Americans with Disabilities Act (ADA)
The ADA, enforced by the Equal Employment Opportunity Commission (EEOC), applies to employers with 15 or more employees. If your absences are caused by a disability, which includes many chronic physical and mental health conditions, the employer may be required to provide a "reasonable accommodation." Sometimes additional unpaid leave or a flexible schedule is itself a reasonable accommodation. Firing someone for disability-related absences without first considering accommodation can violate the ADA. The law requires an "interactive process," meaning you and the employer are supposed to discuss possible solutions, so it helps to actually request an accommodation in writing.
Pregnancy and related conditions
The Pregnancy Discrimination Act and the newer Pregnant Workers Fairness Act (both enforced by the EEOC) protect workers with absences or limitations related to pregnancy, childbirth, and related medical conditions. Time off for pregnancy-related medical needs may be protected, and employers must treat pregnancy-related limitations similarly to other temporary conditions.
Workers' compensation and on-the-job injuries
If you are absent because of a work-related injury, most states make it illegal to fire you in retaliation for filing a workers' compensation claim. These rules are set by state law and vary, but retaliation for a legitimate comp claim is widely prohibited.
Discrimination and retaliation
Even under at-will employment, an employer cannot use absences as a pretext to fire you because of your race, color, religion, sex, national origin, age (40+, under the ADEA), or disability.

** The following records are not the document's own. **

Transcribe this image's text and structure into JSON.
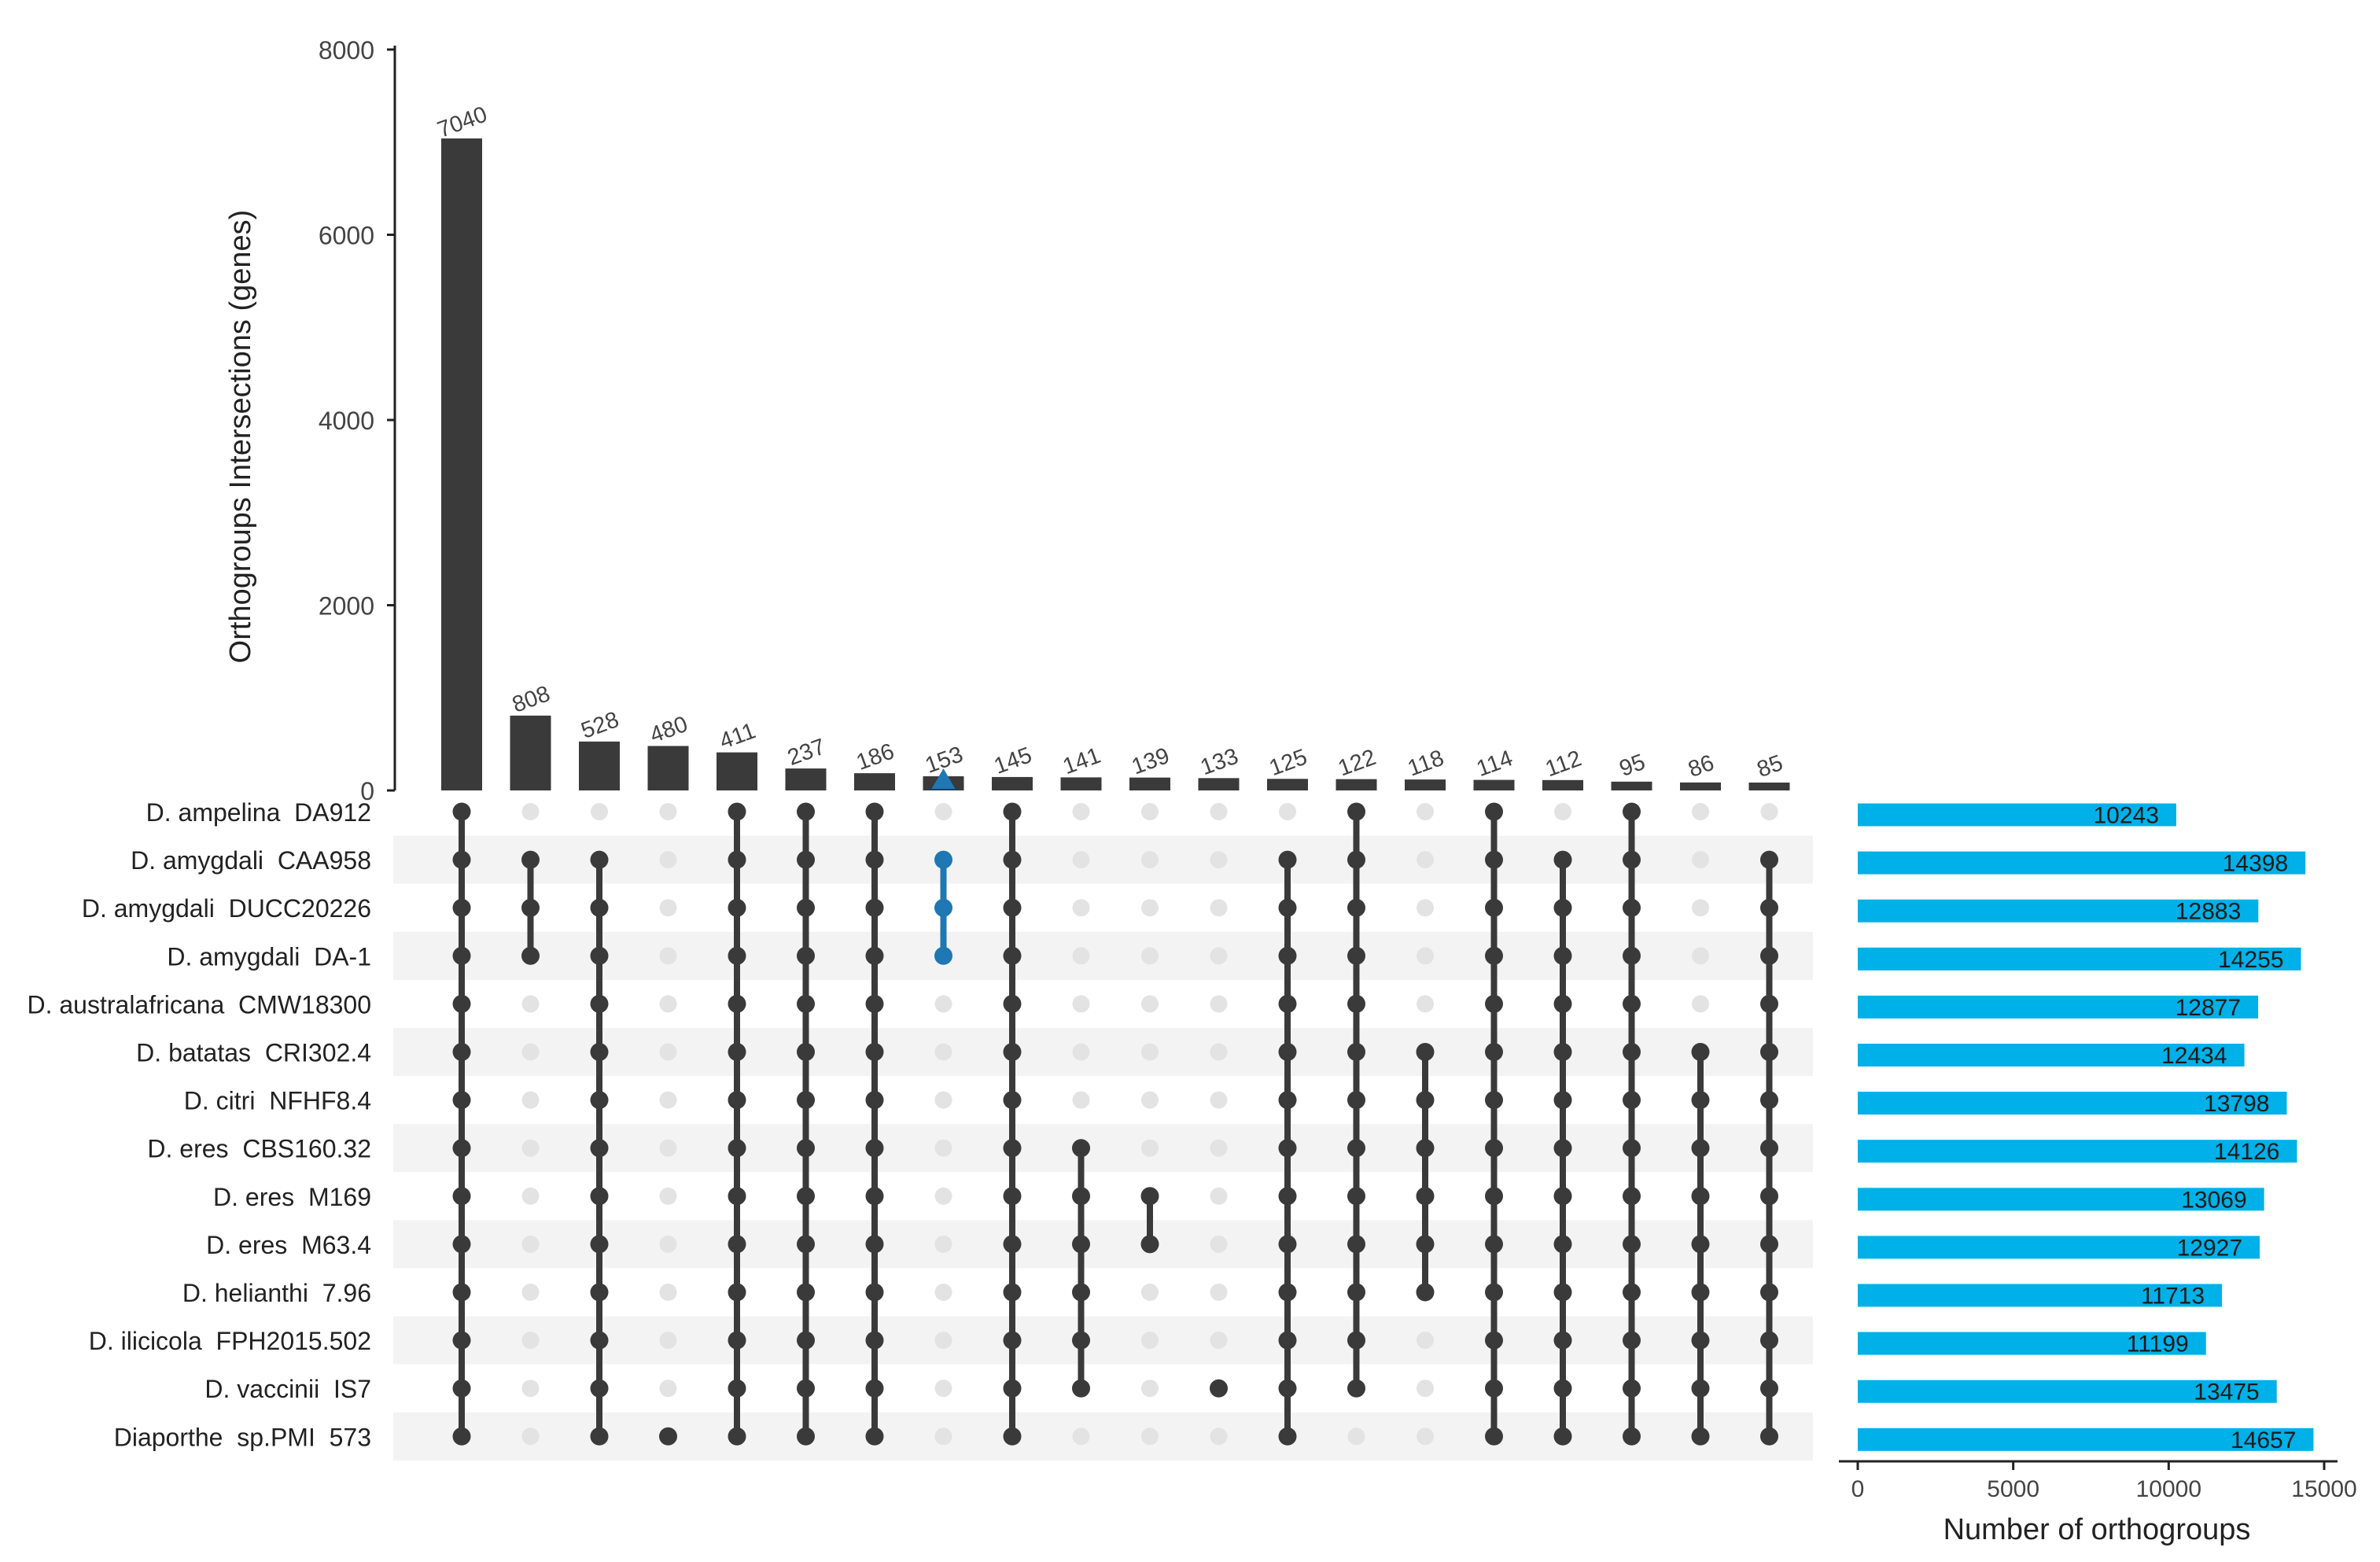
{
  "chart_data": {
    "type": "upset",
    "ylabel": "Orthogroups Intersections (genes)",
    "xlabel_sets": "Number of orthogroups",
    "y_ticks": [
      0,
      2000,
      4000,
      6000,
      8000
    ],
    "ylim": [
      0,
      8000
    ],
    "set_ticks": [
      0,
      5000,
      10000,
      15000
    ],
    "set_xlim": [
      0,
      15000
    ],
    "colors": {
      "bar": "#3a3a3a",
      "dot_active": "#3a3a3a",
      "dot_inactive": "#e3e3e3",
      "highlight": "#1f77b4",
      "set_bar": "#00b0e8",
      "stripe": "#f3f3f3"
    },
    "highlight_index": 7,
    "sets": [
      {
        "name": "D. ampelina  DA912",
        "size": 10243
      },
      {
        "name": "D. amygdali  CAA958",
        "size": 14398
      },
      {
        "name": "D. amygdali  DUCC20226",
        "size": 12883
      },
      {
        "name": "D. amygdali  DA-1",
        "size": 14255
      },
      {
        "name": "D. australafricana  CMW18300",
        "size": 12877
      },
      {
        "name": "D. batatas  CRI302.4",
        "size": 12434
      },
      {
        "name": "D. citri  NFHF8.4",
        "size": 13798
      },
      {
        "name": "D. eres  CBS160.32",
        "size": 14126
      },
      {
        "name": "D. eres  M169",
        "size": 13069
      },
      {
        "name": "D. eres  M63.4",
        "size": 12927
      },
      {
        "name": "D. helianthi  7.96",
        "size": 11713
      },
      {
        "name": "D. ilicicola  FPH2015.502",
        "size": 11199
      },
      {
        "name": "D. vaccinii  IS7",
        "size": 13475
      },
      {
        "name": "Diaporthe  sp.PMI  573",
        "size": 14657
      }
    ],
    "intersections": [
      {
        "value": 7040,
        "sets": [
          0,
          1,
          2,
          3,
          4,
          5,
          6,
          7,
          8,
          9,
          10,
          11,
          12,
          13
        ]
      },
      {
        "value": 808,
        "sets": [
          1,
          2,
          3
        ]
      },
      {
        "value": 528,
        "sets": [
          1,
          2,
          3,
          4,
          5,
          6,
          7,
          8,
          9,
          10,
          11,
          12,
          13
        ]
      },
      {
        "value": 480,
        "sets": [
          13
        ]
      },
      {
        "value": 411,
        "sets": [
          0,
          1,
          2,
          3,
          4,
          5,
          6,
          7,
          8,
          9,
          10,
          11,
          12,
          13
        ]
      },
      {
        "value": 237,
        "sets": [
          0,
          1,
          2,
          3,
          4,
          5,
          6,
          7,
          8,
          9,
          10,
          11,
          12,
          13
        ]
      },
      {
        "value": 186,
        "sets": [
          0,
          1,
          2,
          3,
          4,
          5,
          6,
          7,
          8,
          9,
          10,
          11,
          12,
          13
        ]
      },
      {
        "value": 153,
        "sets": [
          1,
          2,
          3
        ]
      },
      {
        "value": 145,
        "sets": [
          0,
          1,
          2,
          3,
          4,
          5,
          6,
          7,
          8,
          9,
          10,
          11,
          12,
          13
        ]
      },
      {
        "value": 141,
        "sets": [
          7,
          8,
          9,
          10,
          11,
          12
        ]
      },
      {
        "value": 139,
        "sets": [
          8,
          9
        ]
      },
      {
        "value": 133,
        "sets": [
          12
        ]
      },
      {
        "value": 125,
        "sets": [
          1,
          2,
          3,
          4,
          5,
          6,
          7,
          8,
          9,
          10,
          11,
          12,
          13
        ]
      },
      {
        "value": 122,
        "sets": [
          0,
          1,
          2,
          3,
          4,
          5,
          6,
          7,
          8,
          9,
          10,
          11,
          12
        ]
      },
      {
        "value": 118,
        "sets": [
          5,
          6,
          7,
          8,
          9,
          10
        ]
      },
      {
        "value": 114,
        "sets": [
          0,
          1,
          2,
          3,
          4,
          5,
          6,
          7,
          8,
          9,
          10,
          11,
          12,
          13
        ]
      },
      {
        "value": 112,
        "sets": [
          1,
          2,
          3,
          4,
          5,
          6,
          7,
          8,
          9,
          10,
          11,
          12,
          13
        ]
      },
      {
        "value": 95,
        "sets": [
          0,
          1,
          2,
          3,
          4,
          5,
          6,
          7,
          8,
          9,
          10,
          11,
          12,
          13
        ]
      },
      {
        "value": 86,
        "sets": [
          5,
          6,
          7,
          8,
          9,
          10,
          11,
          12,
          13
        ]
      },
      {
        "value": 85,
        "sets": [
          1,
          2,
          3,
          4,
          5,
          6,
          7,
          8,
          9,
          10,
          11,
          12,
          13
        ]
      }
    ]
  }
}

If similarly situated coworkers had the same attendance record but were not disciplined, that uneven treatment can be evidence of unlawful discrimination. Title VII, the ADEA, and the ADA are all enforced by the EEOC. Retaliation for protected activity, such as reporting harassment or taking legally protected leave, is also illegal.
State and local paid-sick-leave laws (this varies a lot)
This is the fastest-changing area. A growing number of states and many cities have passed paid-sick-leave laws that let you accrue and use sick time, and that prohibit firing or punishing you for using sick leave you have legally earned. The specifics, how much leave you accrue, what counts as a covered reason, how much notice you must give, and whether a doctor's note can be required, differ from one state and city to the next.
Because these laws genuinely vary by state and locality, you should check the rules for your specific state and city rather than assume a national standard. Where a paid-sick-leave law exists, using your protected sick hours for a covered reason is generally shielded, and retaliation for using them is typically unlawful. Where no such law exists, the at-will default usually controls. Your state labor department (and your city's labor or consumer affairs office) is the authority on local rules.